While scholars debate the provenance of the original accounts upon which the earliest extant (4th century, even fragments are post-135 C.E.), Roman gentile, Hellenist-redacted versions were based, there is not one fragment, not even one letter of the NT that derives DIRECTLY from the 1st-century Pharisee Jews who followed the Pharisee Ribi Yehoshua.

Historians like Parkes, et al., have demonstrated incontestably that 4th-century Roman Christianity was the 180° polar antithesis of 1st-century Judaism of ALL Pharisee Ribis. The earliest (post-135 C.E.) true Christians were viciously antinomian (ANTI-Torah), claiming to supersede and displace Torah, Judaism and ("spiritual) Israel and Jews. In soberest terms, ORIGINAL Christianity was anti-Torah from the start while DSS (viz., 4Q MMT) and ALL other Judaic documentation PROVE that ALL 1st-century Pharisees were PRO-Torah.

There is a mountain of historical Judaic information Christians have refused to deal with, at: www.netzarim.co.il (see, especially, their History Museum pages beginning with "30-99 C.E.").

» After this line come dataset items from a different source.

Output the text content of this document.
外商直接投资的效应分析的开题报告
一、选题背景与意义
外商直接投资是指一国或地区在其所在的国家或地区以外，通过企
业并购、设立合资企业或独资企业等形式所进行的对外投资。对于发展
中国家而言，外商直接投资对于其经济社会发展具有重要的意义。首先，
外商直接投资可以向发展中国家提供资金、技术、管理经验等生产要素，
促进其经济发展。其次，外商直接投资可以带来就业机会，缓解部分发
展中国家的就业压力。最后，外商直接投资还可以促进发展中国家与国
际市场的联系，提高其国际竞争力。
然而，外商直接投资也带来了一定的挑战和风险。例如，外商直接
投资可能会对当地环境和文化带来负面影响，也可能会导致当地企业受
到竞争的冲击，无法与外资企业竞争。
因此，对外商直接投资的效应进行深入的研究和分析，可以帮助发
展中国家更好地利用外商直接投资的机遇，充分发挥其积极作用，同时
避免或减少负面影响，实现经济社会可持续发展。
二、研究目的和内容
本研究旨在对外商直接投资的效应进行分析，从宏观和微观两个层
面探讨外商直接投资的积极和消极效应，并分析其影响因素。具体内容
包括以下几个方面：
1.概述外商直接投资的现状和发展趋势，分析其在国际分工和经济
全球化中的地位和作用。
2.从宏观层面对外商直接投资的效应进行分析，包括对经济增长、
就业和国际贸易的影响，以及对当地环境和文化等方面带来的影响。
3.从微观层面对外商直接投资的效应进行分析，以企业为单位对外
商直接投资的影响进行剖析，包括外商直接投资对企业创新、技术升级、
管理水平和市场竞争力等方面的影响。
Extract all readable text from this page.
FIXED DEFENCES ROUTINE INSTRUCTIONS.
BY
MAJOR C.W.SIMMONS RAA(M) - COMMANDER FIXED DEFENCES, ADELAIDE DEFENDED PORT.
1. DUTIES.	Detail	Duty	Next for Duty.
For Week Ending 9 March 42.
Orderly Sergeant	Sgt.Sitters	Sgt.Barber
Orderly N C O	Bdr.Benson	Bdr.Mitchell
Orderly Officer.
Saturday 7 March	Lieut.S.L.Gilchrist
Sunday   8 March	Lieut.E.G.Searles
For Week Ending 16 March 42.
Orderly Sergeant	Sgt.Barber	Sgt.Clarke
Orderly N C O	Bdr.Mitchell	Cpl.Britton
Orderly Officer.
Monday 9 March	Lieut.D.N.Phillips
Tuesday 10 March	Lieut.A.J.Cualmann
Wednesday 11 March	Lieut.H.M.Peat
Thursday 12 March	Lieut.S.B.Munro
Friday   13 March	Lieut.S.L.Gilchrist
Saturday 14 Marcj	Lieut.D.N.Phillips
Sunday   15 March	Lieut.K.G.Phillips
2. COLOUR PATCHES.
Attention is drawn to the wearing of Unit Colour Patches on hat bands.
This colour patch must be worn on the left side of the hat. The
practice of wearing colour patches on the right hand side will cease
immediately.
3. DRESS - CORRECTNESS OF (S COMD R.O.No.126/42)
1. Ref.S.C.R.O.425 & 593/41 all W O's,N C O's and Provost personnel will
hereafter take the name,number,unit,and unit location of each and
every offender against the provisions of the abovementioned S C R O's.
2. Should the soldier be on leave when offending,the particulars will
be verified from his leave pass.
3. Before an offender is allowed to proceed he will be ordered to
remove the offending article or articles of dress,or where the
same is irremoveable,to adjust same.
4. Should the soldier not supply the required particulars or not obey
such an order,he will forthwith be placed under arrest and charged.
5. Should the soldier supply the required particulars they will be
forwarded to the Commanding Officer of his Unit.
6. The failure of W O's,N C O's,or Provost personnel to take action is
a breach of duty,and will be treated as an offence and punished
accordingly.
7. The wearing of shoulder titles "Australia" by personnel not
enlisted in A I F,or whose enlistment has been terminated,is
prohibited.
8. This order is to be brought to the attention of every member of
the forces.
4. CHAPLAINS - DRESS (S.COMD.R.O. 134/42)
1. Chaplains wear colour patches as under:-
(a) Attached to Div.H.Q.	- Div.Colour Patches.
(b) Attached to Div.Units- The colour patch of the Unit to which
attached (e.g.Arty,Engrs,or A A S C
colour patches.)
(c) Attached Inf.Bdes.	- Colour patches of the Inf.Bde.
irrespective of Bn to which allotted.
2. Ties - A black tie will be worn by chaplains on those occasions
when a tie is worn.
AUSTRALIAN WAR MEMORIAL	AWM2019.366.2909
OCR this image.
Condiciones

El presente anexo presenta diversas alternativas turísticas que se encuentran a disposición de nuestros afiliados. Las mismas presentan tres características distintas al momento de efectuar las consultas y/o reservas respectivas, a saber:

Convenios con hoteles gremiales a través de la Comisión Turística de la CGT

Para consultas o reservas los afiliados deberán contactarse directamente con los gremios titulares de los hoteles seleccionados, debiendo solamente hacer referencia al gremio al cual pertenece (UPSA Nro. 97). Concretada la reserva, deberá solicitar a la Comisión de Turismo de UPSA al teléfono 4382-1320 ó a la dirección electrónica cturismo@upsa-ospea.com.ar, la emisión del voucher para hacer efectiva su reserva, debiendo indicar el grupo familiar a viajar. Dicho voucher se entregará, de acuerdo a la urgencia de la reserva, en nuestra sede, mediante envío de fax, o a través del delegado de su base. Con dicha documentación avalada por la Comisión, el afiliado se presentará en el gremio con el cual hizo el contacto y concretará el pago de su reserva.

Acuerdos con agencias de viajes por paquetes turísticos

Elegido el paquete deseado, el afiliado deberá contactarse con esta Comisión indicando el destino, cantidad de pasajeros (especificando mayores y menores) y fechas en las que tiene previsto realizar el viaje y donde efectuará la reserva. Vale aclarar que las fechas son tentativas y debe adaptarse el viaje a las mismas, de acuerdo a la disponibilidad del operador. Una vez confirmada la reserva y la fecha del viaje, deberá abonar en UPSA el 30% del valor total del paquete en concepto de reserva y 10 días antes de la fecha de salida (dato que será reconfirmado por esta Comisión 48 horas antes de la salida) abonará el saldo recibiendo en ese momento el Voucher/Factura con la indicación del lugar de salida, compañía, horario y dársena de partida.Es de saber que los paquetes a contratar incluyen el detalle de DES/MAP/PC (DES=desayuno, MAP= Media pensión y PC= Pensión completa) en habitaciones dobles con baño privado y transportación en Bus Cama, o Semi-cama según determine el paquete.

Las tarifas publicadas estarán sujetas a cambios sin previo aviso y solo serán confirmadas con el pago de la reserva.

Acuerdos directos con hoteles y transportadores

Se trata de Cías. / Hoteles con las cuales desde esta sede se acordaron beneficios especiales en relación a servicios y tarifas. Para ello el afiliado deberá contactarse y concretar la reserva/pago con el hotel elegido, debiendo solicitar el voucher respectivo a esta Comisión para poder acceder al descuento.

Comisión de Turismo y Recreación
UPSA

Original Christianity = ANTI-Torah. Ribi Yehoshua and his Netzarim, like all other Pharisees, were PRO-Torah. Intractable contradiction.

Building a Roman image from Hellenist hearsay accounts, decades after the death of the 1st-century Pharisee Ribi, and after a forcible ouster, by Hellenist Roman gentiles, of his original Jewish followers (135 C.E., documented by Eusebius), based on writings of a Hellenist Jew excised as an apostate by the original Jewish followers (documented by Eusebius) is circular reasoning through gentile-Roman Hellenist lenses.

What the historical Pharisee Ribi taught is found not in the hearsay accounts of post-135 C.E. Hellenist Romans but, rather, in the Judaic descriptions of Pharisees and Pharisee Ribis of the period... in Dead Sea Scroll 4Q MMT (see Prof. Elisha Qimron), inter alia.

The question is, now that you've been informed, will you follow the authentic historical Pharisee Ribi? Or continue following the post-135 C.E. Roman-redacted antithesis—an idol?